A Cutting-Edge AI Approach for Ground Deformation Modelling
Martina Allegra 1,2, Flavio Cannavò1, Gilda Currenti1, Simone Palazzo2, Concetto Spampinato2
Affiliations: 1Istituto Nazionale di Geofisica e Vulcanologia, Osservatorio Etneo, Catania, Italy; 2Department of Electrical, Electronic and Computer Engineering, University of Catania, Catania, Italy
Presentation type: Talk
Presentation time: Monday 10:30 - 10:45, Room S150
Programme No: 3.1.7
Abstract
The dynamics of the plumbing system directly results in ground deformation in volcanic regions reflecting the complex shape of magma intrusions, the volume of magma entering or rising, and the mechanisms of emplacement. Accurate interpretation of ground deformation data, critical for monitoring a volcano, has prompted the development of several methodologies and models to understand the underlying causative sources and mechanisms. However, traditional methods for interpreting ground deformation data usually rely on simplified mathematical models and manual analyses, which can be time-consuming and less accurate due to the complex nature of volcanic processes and subjective choices of the analyst. On the other hand, more complex models such as numerical approaches (e.g.

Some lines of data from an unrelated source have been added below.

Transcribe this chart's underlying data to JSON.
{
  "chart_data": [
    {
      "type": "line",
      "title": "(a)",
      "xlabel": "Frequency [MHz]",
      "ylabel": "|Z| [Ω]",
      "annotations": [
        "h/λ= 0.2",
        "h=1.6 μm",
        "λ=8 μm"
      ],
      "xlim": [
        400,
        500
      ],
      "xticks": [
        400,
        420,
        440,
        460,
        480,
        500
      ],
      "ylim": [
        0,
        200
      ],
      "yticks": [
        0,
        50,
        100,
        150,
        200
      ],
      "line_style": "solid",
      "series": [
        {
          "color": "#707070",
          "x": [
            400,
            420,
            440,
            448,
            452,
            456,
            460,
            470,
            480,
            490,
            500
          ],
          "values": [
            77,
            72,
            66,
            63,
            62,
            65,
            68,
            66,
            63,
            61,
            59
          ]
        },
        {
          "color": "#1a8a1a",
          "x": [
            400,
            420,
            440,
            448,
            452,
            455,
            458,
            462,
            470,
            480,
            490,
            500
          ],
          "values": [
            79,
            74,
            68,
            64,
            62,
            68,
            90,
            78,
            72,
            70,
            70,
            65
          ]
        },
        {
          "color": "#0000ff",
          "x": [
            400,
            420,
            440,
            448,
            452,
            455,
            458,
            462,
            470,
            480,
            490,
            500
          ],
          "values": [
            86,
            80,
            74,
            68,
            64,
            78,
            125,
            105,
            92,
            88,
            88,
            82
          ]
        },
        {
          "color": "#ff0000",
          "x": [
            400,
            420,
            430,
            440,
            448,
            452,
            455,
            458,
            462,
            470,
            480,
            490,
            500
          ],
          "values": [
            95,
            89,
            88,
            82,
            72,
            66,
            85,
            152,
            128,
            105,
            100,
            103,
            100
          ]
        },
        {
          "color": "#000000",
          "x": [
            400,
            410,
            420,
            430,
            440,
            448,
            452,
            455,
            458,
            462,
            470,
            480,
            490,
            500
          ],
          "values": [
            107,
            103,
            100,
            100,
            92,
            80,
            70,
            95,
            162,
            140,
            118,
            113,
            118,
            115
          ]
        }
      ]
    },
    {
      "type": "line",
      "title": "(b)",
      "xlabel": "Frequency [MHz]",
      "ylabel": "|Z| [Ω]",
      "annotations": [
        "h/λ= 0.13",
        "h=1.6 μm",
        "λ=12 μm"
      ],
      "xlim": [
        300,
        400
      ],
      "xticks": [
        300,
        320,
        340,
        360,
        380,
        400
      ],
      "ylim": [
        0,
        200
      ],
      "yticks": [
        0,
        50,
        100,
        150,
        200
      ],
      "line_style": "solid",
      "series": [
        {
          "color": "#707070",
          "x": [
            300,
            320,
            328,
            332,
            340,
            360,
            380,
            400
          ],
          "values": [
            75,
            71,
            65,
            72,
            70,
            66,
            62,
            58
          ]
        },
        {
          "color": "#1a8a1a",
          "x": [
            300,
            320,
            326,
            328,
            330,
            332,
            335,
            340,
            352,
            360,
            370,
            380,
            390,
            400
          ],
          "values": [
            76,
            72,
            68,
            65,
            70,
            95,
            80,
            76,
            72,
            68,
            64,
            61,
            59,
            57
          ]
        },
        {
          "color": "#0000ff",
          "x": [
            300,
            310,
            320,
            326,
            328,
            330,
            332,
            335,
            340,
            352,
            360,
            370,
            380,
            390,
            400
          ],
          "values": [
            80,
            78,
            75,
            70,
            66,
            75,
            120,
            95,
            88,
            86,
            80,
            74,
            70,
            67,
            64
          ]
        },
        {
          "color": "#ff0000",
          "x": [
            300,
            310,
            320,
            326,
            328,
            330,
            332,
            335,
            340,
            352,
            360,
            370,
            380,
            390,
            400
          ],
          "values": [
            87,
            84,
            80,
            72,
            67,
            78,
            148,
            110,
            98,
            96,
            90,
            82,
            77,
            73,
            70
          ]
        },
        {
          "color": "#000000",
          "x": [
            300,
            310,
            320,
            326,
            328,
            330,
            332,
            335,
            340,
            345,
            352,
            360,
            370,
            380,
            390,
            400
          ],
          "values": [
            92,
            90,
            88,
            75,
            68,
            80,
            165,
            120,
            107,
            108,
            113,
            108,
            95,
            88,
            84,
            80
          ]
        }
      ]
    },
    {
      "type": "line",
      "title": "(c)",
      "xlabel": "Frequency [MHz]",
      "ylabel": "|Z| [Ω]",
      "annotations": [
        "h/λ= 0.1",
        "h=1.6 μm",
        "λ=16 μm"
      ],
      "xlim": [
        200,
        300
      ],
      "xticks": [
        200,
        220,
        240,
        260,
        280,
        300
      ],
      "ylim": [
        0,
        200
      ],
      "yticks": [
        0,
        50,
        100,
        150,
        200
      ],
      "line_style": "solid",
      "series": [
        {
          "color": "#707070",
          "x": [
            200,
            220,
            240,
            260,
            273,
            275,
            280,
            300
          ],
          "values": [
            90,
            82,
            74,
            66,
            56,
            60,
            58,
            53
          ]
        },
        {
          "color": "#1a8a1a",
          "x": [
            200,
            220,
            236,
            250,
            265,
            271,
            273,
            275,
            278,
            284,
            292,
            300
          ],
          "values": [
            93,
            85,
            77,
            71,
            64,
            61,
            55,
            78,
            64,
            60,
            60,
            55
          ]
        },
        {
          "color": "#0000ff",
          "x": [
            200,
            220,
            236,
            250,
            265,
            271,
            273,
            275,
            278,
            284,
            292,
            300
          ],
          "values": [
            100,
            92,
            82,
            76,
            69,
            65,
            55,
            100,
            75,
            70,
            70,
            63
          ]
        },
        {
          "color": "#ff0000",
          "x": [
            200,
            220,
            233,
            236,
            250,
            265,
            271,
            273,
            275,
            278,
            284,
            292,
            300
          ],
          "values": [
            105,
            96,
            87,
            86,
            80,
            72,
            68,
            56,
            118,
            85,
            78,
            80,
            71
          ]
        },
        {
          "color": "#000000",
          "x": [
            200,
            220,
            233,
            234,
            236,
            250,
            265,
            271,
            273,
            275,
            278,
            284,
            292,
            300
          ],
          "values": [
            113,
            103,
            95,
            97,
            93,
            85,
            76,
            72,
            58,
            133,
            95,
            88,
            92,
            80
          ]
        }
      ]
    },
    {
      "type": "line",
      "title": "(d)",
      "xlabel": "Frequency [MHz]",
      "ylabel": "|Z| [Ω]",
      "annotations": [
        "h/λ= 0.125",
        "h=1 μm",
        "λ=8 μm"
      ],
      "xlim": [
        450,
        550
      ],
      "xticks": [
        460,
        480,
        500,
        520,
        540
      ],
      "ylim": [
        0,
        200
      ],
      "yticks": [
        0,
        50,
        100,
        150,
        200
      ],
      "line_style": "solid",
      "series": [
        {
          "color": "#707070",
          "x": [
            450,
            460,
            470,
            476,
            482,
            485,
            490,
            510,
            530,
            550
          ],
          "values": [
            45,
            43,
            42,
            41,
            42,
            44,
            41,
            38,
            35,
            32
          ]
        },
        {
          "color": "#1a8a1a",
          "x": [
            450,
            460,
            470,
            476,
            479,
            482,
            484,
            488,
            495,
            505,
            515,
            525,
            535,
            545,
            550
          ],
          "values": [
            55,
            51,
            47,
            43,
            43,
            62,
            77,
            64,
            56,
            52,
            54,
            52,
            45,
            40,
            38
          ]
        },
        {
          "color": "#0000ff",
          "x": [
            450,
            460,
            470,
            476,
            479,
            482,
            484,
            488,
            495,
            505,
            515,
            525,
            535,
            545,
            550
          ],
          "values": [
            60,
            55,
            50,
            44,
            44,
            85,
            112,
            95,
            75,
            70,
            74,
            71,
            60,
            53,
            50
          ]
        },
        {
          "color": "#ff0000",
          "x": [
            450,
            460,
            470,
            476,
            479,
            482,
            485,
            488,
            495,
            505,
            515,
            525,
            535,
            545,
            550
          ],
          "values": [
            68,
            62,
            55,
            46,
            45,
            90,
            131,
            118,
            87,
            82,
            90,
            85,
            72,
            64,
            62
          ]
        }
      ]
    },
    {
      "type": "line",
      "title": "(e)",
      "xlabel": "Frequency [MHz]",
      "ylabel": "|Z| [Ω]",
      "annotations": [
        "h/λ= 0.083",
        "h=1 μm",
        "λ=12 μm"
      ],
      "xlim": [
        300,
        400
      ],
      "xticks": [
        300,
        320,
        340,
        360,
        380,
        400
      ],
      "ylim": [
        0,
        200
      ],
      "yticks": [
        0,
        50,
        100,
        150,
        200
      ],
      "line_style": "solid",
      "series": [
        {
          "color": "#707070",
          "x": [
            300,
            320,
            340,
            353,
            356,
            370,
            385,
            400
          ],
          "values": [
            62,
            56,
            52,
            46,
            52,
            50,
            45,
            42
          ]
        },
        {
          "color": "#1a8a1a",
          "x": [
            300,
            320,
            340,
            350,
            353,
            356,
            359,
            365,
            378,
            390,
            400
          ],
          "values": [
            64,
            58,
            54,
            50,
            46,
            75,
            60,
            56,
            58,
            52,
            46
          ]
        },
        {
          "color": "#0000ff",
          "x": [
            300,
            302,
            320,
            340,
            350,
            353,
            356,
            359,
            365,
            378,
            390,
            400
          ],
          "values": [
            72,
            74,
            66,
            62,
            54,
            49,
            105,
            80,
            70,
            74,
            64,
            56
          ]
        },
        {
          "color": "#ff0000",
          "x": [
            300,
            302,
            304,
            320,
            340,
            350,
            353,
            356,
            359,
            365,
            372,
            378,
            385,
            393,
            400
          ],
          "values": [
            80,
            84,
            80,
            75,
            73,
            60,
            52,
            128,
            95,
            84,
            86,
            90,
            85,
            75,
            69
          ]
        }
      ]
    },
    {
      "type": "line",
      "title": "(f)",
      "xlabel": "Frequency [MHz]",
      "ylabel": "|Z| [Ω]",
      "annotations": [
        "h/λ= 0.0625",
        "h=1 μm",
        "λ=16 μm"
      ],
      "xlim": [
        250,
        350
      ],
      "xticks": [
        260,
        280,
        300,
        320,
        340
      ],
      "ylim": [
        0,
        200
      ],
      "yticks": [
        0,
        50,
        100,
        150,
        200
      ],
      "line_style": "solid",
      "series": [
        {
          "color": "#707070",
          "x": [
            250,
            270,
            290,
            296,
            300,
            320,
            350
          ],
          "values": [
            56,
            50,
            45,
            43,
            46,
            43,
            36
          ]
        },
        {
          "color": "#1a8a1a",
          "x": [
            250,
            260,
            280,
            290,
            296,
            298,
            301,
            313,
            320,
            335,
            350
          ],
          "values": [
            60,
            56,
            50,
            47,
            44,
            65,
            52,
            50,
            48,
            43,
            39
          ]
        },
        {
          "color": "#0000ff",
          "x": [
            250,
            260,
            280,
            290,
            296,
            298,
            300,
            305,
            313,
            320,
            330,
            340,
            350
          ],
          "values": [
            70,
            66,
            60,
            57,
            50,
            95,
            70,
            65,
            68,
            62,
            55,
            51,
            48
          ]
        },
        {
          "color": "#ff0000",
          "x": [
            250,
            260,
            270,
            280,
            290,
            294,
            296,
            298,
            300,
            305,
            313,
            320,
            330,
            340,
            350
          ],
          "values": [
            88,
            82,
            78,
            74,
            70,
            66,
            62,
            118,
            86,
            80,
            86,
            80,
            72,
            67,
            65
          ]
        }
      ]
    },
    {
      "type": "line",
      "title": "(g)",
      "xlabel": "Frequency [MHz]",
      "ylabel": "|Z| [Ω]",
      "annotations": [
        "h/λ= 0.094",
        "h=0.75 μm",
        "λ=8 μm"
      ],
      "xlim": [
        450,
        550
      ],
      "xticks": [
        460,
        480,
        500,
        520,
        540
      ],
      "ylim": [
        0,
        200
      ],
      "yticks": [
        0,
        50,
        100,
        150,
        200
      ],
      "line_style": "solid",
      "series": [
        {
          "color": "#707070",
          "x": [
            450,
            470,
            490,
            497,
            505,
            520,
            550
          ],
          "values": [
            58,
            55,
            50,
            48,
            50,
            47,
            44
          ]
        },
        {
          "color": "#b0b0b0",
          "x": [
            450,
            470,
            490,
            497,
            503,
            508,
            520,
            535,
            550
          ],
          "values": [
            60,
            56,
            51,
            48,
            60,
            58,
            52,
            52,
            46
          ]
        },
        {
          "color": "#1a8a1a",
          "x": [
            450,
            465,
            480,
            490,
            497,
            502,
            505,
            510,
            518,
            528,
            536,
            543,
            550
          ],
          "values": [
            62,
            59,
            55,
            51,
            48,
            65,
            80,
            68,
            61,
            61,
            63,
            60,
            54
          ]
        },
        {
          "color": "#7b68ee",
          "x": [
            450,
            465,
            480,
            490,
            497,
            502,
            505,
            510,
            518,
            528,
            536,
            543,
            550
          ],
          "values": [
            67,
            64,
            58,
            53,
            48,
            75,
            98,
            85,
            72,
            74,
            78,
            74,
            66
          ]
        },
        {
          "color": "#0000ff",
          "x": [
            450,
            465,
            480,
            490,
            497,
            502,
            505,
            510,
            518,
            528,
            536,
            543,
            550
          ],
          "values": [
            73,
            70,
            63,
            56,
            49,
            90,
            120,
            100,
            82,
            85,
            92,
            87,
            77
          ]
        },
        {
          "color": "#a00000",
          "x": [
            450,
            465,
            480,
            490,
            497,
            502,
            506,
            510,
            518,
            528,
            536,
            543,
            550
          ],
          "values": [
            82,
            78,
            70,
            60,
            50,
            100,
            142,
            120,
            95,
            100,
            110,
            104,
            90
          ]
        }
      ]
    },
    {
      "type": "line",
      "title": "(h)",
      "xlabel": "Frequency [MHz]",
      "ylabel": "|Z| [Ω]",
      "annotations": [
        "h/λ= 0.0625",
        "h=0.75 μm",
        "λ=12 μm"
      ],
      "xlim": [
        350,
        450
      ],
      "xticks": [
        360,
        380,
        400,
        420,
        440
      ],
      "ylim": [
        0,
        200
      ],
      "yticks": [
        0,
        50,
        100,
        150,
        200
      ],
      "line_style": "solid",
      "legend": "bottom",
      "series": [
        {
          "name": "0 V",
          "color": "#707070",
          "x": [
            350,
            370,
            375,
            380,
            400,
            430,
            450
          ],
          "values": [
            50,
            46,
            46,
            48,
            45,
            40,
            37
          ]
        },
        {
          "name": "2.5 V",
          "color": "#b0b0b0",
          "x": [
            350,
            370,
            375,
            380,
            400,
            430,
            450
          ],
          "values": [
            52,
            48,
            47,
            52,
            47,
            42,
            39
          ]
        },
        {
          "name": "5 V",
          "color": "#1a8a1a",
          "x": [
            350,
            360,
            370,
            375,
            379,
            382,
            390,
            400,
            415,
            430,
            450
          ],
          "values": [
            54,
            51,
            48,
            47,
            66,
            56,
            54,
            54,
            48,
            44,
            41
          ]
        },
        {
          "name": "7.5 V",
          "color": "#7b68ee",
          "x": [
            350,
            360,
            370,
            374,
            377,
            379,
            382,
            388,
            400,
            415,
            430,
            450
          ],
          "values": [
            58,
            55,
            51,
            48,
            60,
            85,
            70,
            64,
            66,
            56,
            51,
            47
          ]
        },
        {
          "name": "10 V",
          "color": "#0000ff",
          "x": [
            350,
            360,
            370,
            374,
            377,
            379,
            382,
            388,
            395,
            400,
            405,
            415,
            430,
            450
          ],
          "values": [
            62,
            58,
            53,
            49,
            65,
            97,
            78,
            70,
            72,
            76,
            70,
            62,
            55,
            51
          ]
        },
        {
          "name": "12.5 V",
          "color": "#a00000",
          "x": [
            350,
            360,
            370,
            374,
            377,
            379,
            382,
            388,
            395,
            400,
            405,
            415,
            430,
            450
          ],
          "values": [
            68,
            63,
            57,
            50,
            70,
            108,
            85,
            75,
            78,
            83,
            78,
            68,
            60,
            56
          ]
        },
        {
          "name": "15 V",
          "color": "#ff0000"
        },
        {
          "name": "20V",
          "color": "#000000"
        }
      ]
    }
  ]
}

FEM) can provide more realistic solutions, but at the higher computational and temporal cost; therefore, they cannot be considered for real-time applications. Recent advances in Artificial Intelligence may prove useful by potentially offering an automatic and more accurate tool for encoding complex patterns in deformation data and leading to better predictions of volcanic activity. By taking advantage of the automation of deep learning, a novel inversion methodology has been approached with a combination of 3D deep neural networks to reconstruct the distribution of forces -- the 3D source -- inside the volcano that can generate the measured ground deformation. The AI model shows good ability to do instantaneous imaging of the volcanic source from station-based streamed deformation data, providing a useful tool for both monitoring and research purposes.